I was starting to get a little groggy as I climbed from the trolley onto the table, but pulled the gown down for ‘one last look’, much to the amusement of all the medical professionals who now had my life (and boobs!), in their hands.

Reality

20 Jun

Reality was exactly as Dr D had told me the morning after my second operation, however Paul was yet to hear it for himself. There was a total of four ‘spots’ of DCIS. It was ‘multi-focal’.

My immediate question to Dr D was “How can we be sure there’s no more?” “There’s no guarantee” was his simple response.

I’d had time to think about plenty of other questions as well, including;

Chance of recurrence?
Radiotherapy V Mastectomy?
Chance of survival?
Impact on fertility?
What about my left breast?

While I treated this as any other interview (albeit a whole lot more personal), I could see Paul grappling with the magnitude of the situation. Before my eyes he was melting into information overload. At the core of it was this – my breasts appeared to be perfectly healthy why would I consider chopping one/both of them off? Fact of the matter was – at least one of them was diseased. I had no real attachment anymore. My gut feel was it had to go, and if subjecting my body to the more radical option of surgery in order to rid myself of cancer and protect from it in the future – Dr D may as well take both.

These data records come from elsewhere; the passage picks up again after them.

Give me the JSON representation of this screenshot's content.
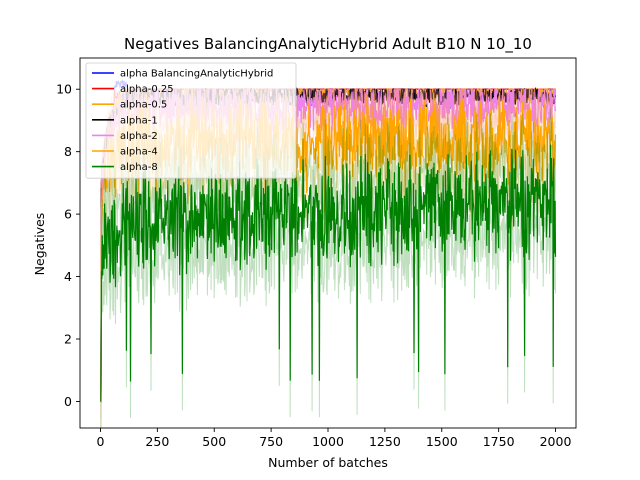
{
  "chart_data": {
    "type": "line",
    "title": "Negatives BalancingAnalyticHybrid Adult B10 N 10_10",
    "xlabel": "Number of batches",
    "ylabel": "Negatives",
    "xlim": [
      -90,
      2090
    ],
    "ylim": [
      -0.85,
      11.0
    ],
    "xticks": [
      0,
      250,
      500,
      750,
      1000,
      1250,
      1500,
      1750,
      2000
    ],
    "yticks": [
      0,
      2,
      4,
      6,
      8,
      10
    ],
    "legend_position": "top-left",
    "grid": false,
    "n_batches": 2000,
    "series": [
      {
        "name": "alpha BalancingAnalyticHybrid",
        "color": "#0000ff",
        "level": 10.0,
        "min": 10.0,
        "spread": 0.0,
        "shade": false
      },
      {
        "name": "alpha-0.25",
        "color": "#ff0000",
        "level": 10.0,
        "min": 9.7,
        "spread": 0.0,
        "shade": false
      },
      {
        "name": "alpha-0.5",
        "color": "#ffa500",
        "level": 9.9,
        "min": 8.6,
        "spread": 0.3,
        "shade": false
      },
      {
        "name": "alpha-1",
        "color": "#000000",
        "level": 9.8,
        "min": 8.8,
        "spread": 0.3,
        "shade": false
      },
      {
        "name": "alpha-2",
        "color": "#ee82ee",
        "level": 9.4,
        "min": 7.5,
        "spread": 0.6,
        "shade": true
      },
      {
        "name": "alpha-4",
        "color": "#ffa500",
        "level": 8.4,
        "min": 6.0,
        "spread": 1.0,
        "shade": true
      },
      {
        "name": "alpha-8",
        "color": "#008000",
        "level": 5.8,
        "min": 0.6,
        "spread": 1.3,
        "shade": true
      }
    ]
  }
}
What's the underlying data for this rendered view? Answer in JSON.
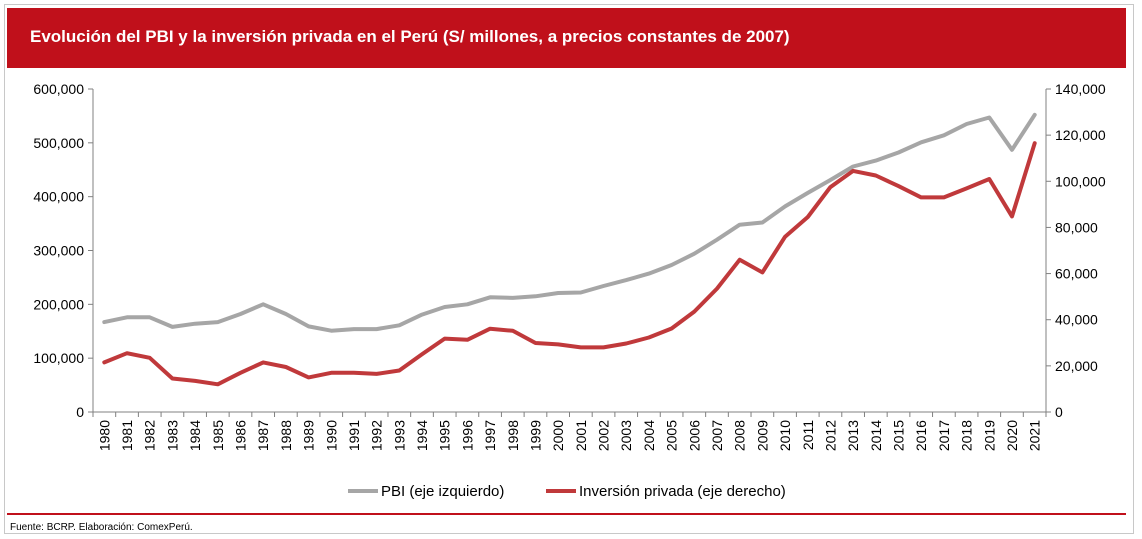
{
  "header": {
    "title": "Evolución del PBI y la inversión privada en el Perú (S/ millones, a precios constantes de 2007)"
  },
  "footer": {
    "source": "Fuente: BCRP. Elaboración: ComexPerú."
  },
  "colors": {
    "title_background": "#c0101b",
    "pbi_line": "#a6a6a6",
    "inversion_line": "#c0393b",
    "axis": "#808080"
  },
  "chart_data": {
    "type": "line",
    "x": [
      "1980",
      "1981",
      "1982",
      "1983",
      "1984",
      "1985",
      "1986",
      "1987",
      "1988",
      "1989",
      "1990",
      "1991",
      "1992",
      "1993",
      "1994",
      "1995",
      "1996",
      "1997",
      "1998",
      "1999",
      "2000",
      "2001",
      "2002",
      "2003",
      "2004",
      "2005",
      "2006",
      "2007",
      "2008",
      "2009",
      "2010",
      "2011",
      "2012",
      "2013",
      "2014",
      "2015",
      "2016",
      "2017",
      "2018",
      "2019",
      "2020",
      "2021"
    ],
    "series": [
      {
        "name": "PBI (eje izquierdo)",
        "axis": "left",
        "values": [
          167000,
          176000,
          176000,
          158000,
          164000,
          167000,
          182000,
          200000,
          182000,
          159000,
          151000,
          154000,
          154000,
          161000,
          181000,
          195000,
          200000,
          213000,
          212000,
          215000,
          221000,
          222000,
          234000,
          245000,
          257000,
          273000,
          294000,
          320000,
          348000,
          352000,
          382000,
          407000,
          431000,
          456000,
          467000,
          482000,
          501000,
          514000,
          535000,
          547000,
          487000,
          552000
        ]
      },
      {
        "name": "Inversión privada (eje derecho)",
        "axis": "right",
        "values": [
          21500,
          25500,
          23500,
          14500,
          13500,
          12000,
          17000,
          21500,
          19500,
          15000,
          17000,
          17000,
          16500,
          18000,
          25000,
          31800,
          31300,
          36100,
          35200,
          29900,
          29300,
          28000,
          28000,
          29700,
          32300,
          36200,
          43500,
          53500,
          66000,
          60500,
          76000,
          84500,
          97500,
          104500,
          102500,
          97900,
          93000,
          93000,
          96900,
          101000,
          84800,
          116500
        ]
      }
    ],
    "left_axis": {
      "ylim": [
        0,
        600000
      ],
      "ticks": [
        0,
        100000,
        200000,
        300000,
        400000,
        500000,
        600000
      ],
      "tick_labels": [
        "0",
        "100,000",
        "200,000",
        "300,000",
        "400,000",
        "500,000",
        "600,000"
      ]
    },
    "right_axis": {
      "ylim": [
        0,
        140000
      ],
      "ticks": [
        0,
        20000,
        40000,
        60000,
        80000,
        100000,
        120000,
        140000
      ],
      "tick_labels": [
        "0",
        "20,000",
        "40,000",
        "60,000",
        "80,000",
        "100,000",
        "120,000",
        "140,000"
      ]
    },
    "grid": false,
    "legend_placement": "bottom"
  }
}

Dr D gave me time, said another week wasn’t going to alter the outcome. That period of grace gave me time to try and sift through all the pros & cons – but ultimately, the decision was mine.

I set about speaking to all Doctors involved in my health care, including the Gynaecologist looking after the baby-making efforts. Her words were harsh but very clear “Cancer can kill, and there can’t be a baby if you’re not here.” Point taken.

My family GP was initially strongly against the surgical option saying the radiotherapy offered now can knock out the nasty cells. The footnote was “for now”. I’m sorry, but a band-aid solution was not enough.

I really felt that the radiotherapy was only a ‘short-term’ fix and there was the possibility I may have to face this again at some point in my future. Even so – I went to see a Radiation Oncologist. He explained that if the cancer returned it wouldn’t be possible to use radiation on the same area again, so mastectomy is therefore the only option. He is highly respected, but did little to change my mind. In fact he told me that the radical surgery was “a bit like taking a sledge-hammer to hit a nail.” Well, excuse me! If there’s a sledge-hammer available to smash this so there’s next to no chance it will get me again, then I’m going to grab it with both hands.

This phrase helped seal the deal. I’m 31. I would like to get to his age thank you very much. If surgery can give me the better odds, then I’ll do it.